Âge des roches

De Wikivalais
Plissement alpin

Le cadre chronologique de l’histoire de la Terre a été élaboré par les savants du siècle dernier, qui se servirent des fossiles exactement comme les préhistoriens se servent des pièces de monnaie qu’ils trouvent dans leurs fouilles. Monnaies et êtres vivants ont évolué au cours des temps et cette évolution permet une estimation d’âge relatifs : pour avoir trouvé plusieurs fois de suite, dans les fouilles, des pièces napoléoniennes dans des couches superposées aux couches romaines, vous en conclurez que Napoléon est postérieur aux empereurs romains, mais vous ne saurez rien du temps qui les sépare : cinquante ans ? deux mille ans ? La pièce ne vous le dit pas. Pareil pour les fossiles.

Les paléontologistes (spécialistes des fossiles) ont pourtant obtenu des résultats capitaux : sans eux l’histoire de la Terre serait totalement incompréhensible. On leur doit les grandes subdivisions en Ères géologiques : le Primaire (ou Paléozoïque), le Secondaire (ou Mésozoïque), le Tertiaire et le Quaternaire (ou Cénozoïque). Dans la suite de cet exposé, vous allez retrouver ces grandes subdivisions, mais également des subdivisions plus fines. Toujours par comparaison avec l'histoire, c'est comme si les grandes subdivisions, du genre civilisation égyptienne, puis civilisation grecque, puis civilisation romaine ne nous suffisant pas, nous nous trouvions obligés d'entrer dans quelques détails du genre République puis Empire romain. Mais soyez sans crainte: nous n'irons pas plus loin et la liste des empereurs vous sera épargnée…

Tout le monde sait que maintenant on dispose de données plus précises: l'âge absolu des roches. Ce qui permet de dire, par exemple, que le Secondaire a débuté il y a 230 millions d'années (ce qui s'abrévie 230 ma) pour se terminer, il y a 65 ma.

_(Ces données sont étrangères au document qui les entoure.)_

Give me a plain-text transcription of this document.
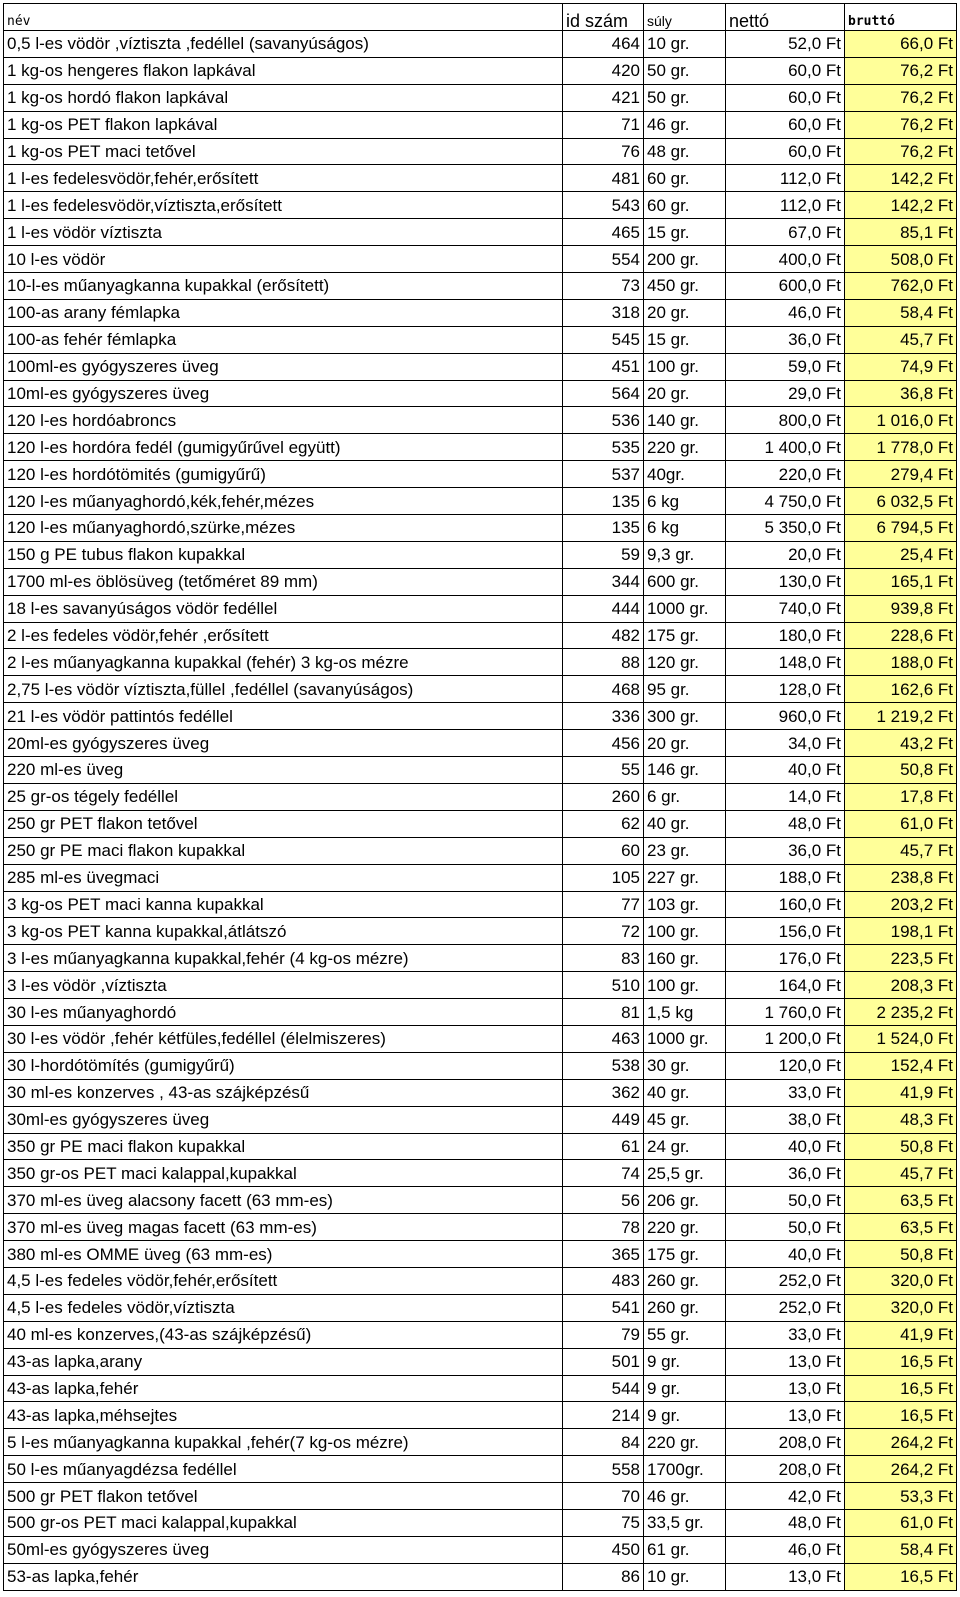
név	id szám	súly	nettó	bruttó
0,5 l-es vödör ,víztiszta ,fedéllel (savanyúságos)	464	10 gr.	52,0 Ft	66,0 Ft
1 kg-os hengeres flakon lapkával	420	50 gr.	60,0 Ft	76,2 Ft
1 kg-os hordó flakon lapkával	421	50 gr.	60,0 Ft	76,2 Ft
1 kg-os PET flakon lapkával	71	46 gr.	60,0 Ft	76,2 Ft
1 kg-os PET maci tetővel	76	48 gr.	60,0 Ft	76,2 Ft
1 l-es fedelesvödör,fehér,erősített	481	60 gr.	112,0 Ft	142,2 Ft
1 l-es fedelesvödör,víztiszta,erősített	543	60 gr.	112,0 Ft	142,2 Ft
1 l-es vödör víztiszta	465	15 gr.	67,0 Ft	85,1 Ft
10 l-es vödör	554	200 gr.	400,0 Ft	508,0 Ft
10-l-es műanyagkanna kupakkal (erősített)	73	450 gr.	600,0 Ft	762,0 Ft
100-as arany fémlapka	318	20 gr.	46,0 Ft	58,4 Ft
100-as fehér fémlapka	545	15 gr.	36,0 Ft	45,7 Ft
100ml-es gyógyszeres üveg	451	100 gr.	59,0 Ft	74,9 Ft
10ml-es gyógyszeres üveg	564	20 gr.	29,0 Ft	36,8 Ft
120 l-es hordóabroncs	536	140 gr.	800,0 Ft	1 016,0 Ft
120 l-es hordóra fedél (gumigyűrűvel együtt)	535	220 gr.	1 400,0 Ft	1 778,0 Ft
120 l-es hordótömités (gumigyűrű)	537	40gr.	220,0 Ft	279,4 Ft
120 l-es műanyaghordó,kék,fehér,mézes	135	6 kg	4 750,0 Ft	6 032,5 Ft
120 l-es műanyaghordó,szürke,mézes	135	6 kg	5 350,0 Ft	6 794,5 Ft
150 g PE tubus flakon kupakkal	59	9,3 gr.	20,0 Ft	25,4 Ft
1700 ml-es öblösüveg (tetőméret 89 mm)	344	600 gr.	130,0 Ft	165,1 Ft
18 l-es savanyúságos vödör fedéllel	444	1000 gr.	740,0 Ft	939,8 Ft
2 l-es fedeles vödör,fehér ,erősített	482	175 gr.	180,0 Ft	228,6 Ft
2 l-es műanyagkanna kupakkal (fehér) 3 kg-os mézre	88	120 gr.	148,0 Ft	188,0 Ft
2,75 l-es vödör víztiszta,füllel ,fedéllel (savanyúságos)	468	95 gr.	128,0 Ft	162,6 Ft
21 l-es vödör pattintós fedéllel	336	300 gr.	960,0 Ft	1 219,2 Ft
20ml-es gyógyszeres üveg	456	20 gr.	34,0 Ft	43,2 Ft
220 ml-es üveg	55	146 gr.	40,0 Ft	50,8 Ft
25 gr-os tégely fedéllel	260	6 gr.	14,0 Ft	17,8 Ft
250 gr PET flakon tetővel	62	40 gr.	48,0 Ft	61,0 Ft
250 gr PE maci flakon kupakkal	60	23 gr.	36,0 Ft	45,7 Ft
285 ml-es üvegmaci	105	227 gr.	188,0 Ft	238,8 Ft
3 kg-os PET maci kanna kupakkal	77	103 gr.	160,0 Ft	203,2 Ft
3 kg-os PET kanna kupakkal,átlátszó	72	100 gr.	156,0 Ft	198,1 Ft
3 l-es műanyagkanna kupakkal,fehér (4 kg-os mézre)	83	160 gr.	176,0 Ft	223,5 Ft
3 l-es vödör ,víztiszta	510	100 gr.	164,0 Ft	208,3 Ft
30 l-es műanyaghordó	81	1,5 kg	1 760,0 Ft	2 235,2 Ft
30 l-es vödör ,fehér kétfüles,fedéllel (élelmiszeres)	463	1000 gr.	1 200,0 Ft	1 524,0 Ft
30 l-hordótömítés (gumigyűrű)	538	30 gr.	120,0 Ft	152,4 Ft
30 ml-es konzerves , 43-as szájképzésű	362	40 gr.	33,0 Ft	41,9 Ft
30ml-es gyógyszeres üveg	449	45 gr.	38,0 Ft	48,3 Ft
350 gr PE maci flakon kupakkal	61	24 gr.	40,0 Ft	50,8 Ft
350 gr-os PET maci kalappal,kupakkal	74	25,5 gr.	36,0 Ft	45,7 Ft
370 ml-es üveg alacsony facett (63 mm-es)	56	206 gr.	50,0 Ft	63,5 Ft
370 ml-es üveg magas facett (63 mm-es)	78	220 gr.	50,0 Ft	63,5 Ft
380 ml-es OMME üveg (63 mm-es)	365	175 gr.	40,0 Ft	50,8 Ft
4,5 l-es fedeles vödör,fehér,erősített	483	260 gr.	252,0 Ft	320,0 Ft
4,5 l-es fedeles vödör,víztiszta	541	260 gr.	252,0 Ft	320,0 Ft
40 ml-es konzerves,(43-as szájképzésű)	79	55 gr.	33,0 Ft	41,9 Ft
43-as lapka,arany	501	9 gr.	13,0 Ft	16,5 Ft
43-as lapka,fehér	544	9 gr.	13,0 Ft	16,5 Ft
43-as lapka,méhsejtes	214	9 gr.	13,0 Ft	16,5 Ft
5 l-es műanyagkanna kupakkal ,fehér(7 kg-os mézre)	84	220 gr.	208,0 Ft	264,2 Ft
50 l-es műanyagdézsa fedéllel	558	1700gr.	208,0 Ft	264,2 Ft
500 gr PET flakon tetővel	70	46 gr.	42,0 Ft	53,3 Ft
500 gr-os PET maci kalappal,kupakkal	75	33,5 gr.	48,0 Ft	61,0 Ft
50ml-es gyógyszeres üveg	450	61 gr.	46,0 Ft	58,4 Ft
53-as lapka,fehér	86	10 gr.	13,0 Ft	16,5 Ft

Cette information nous est fournie par la physique nucléaire. En effet, les éléments des roches peuvent contenir des isotopes radioactifs qui se désintègrent à vitesse constante en donnant naissance à des éléments stables nouveaux. Exemple : l'uranium 238 donne du plomb 206 en perdant la moitié de sa masse en 4,5 milliards d'années, ce qui est une très longue durée; à l'opposé, le carbone 14 perd la moitié de sa masse en 5600 ans. Chacun de ces éléments fonctionne à la manière d'un sablier, les uns ne laissant passer que très peu de sable, les autres en laissant s'écouler une grand quantité; tout le problème de la mesure du temps géologique est celui d'un sablier. Connaissant la vitesse d'écoulement, deux possibilités sont exploitables: ou bien vous connaissez la quantité de sable initialement disponible dans le compartiment supérieur et vous mesurez ce qui en reste, ou bien vous ne la connaissez pas, mais vous pouvez mesurer la quantité de sable présente dans le compartiment inférieur initialement vide. Ces valeurs une fois connues, il n'est pas sorcier de calculer depuis combien de temps le sablier a été retourné. En langage de géologue: depuis combien de temps l'horloge nucléaire s'est mise en route, autrement dit, depuis combien de temps la roche existe. Les isotopes à désintégration rapide, tel le carbone 14, ne permettent pas de remonter très loin dans le temps (quelques dizaines de milliers d'années) alors que d'autres, à désintégration lente, nous ont donné les âges de la création de notre Terre: 4,7 milliards d'années.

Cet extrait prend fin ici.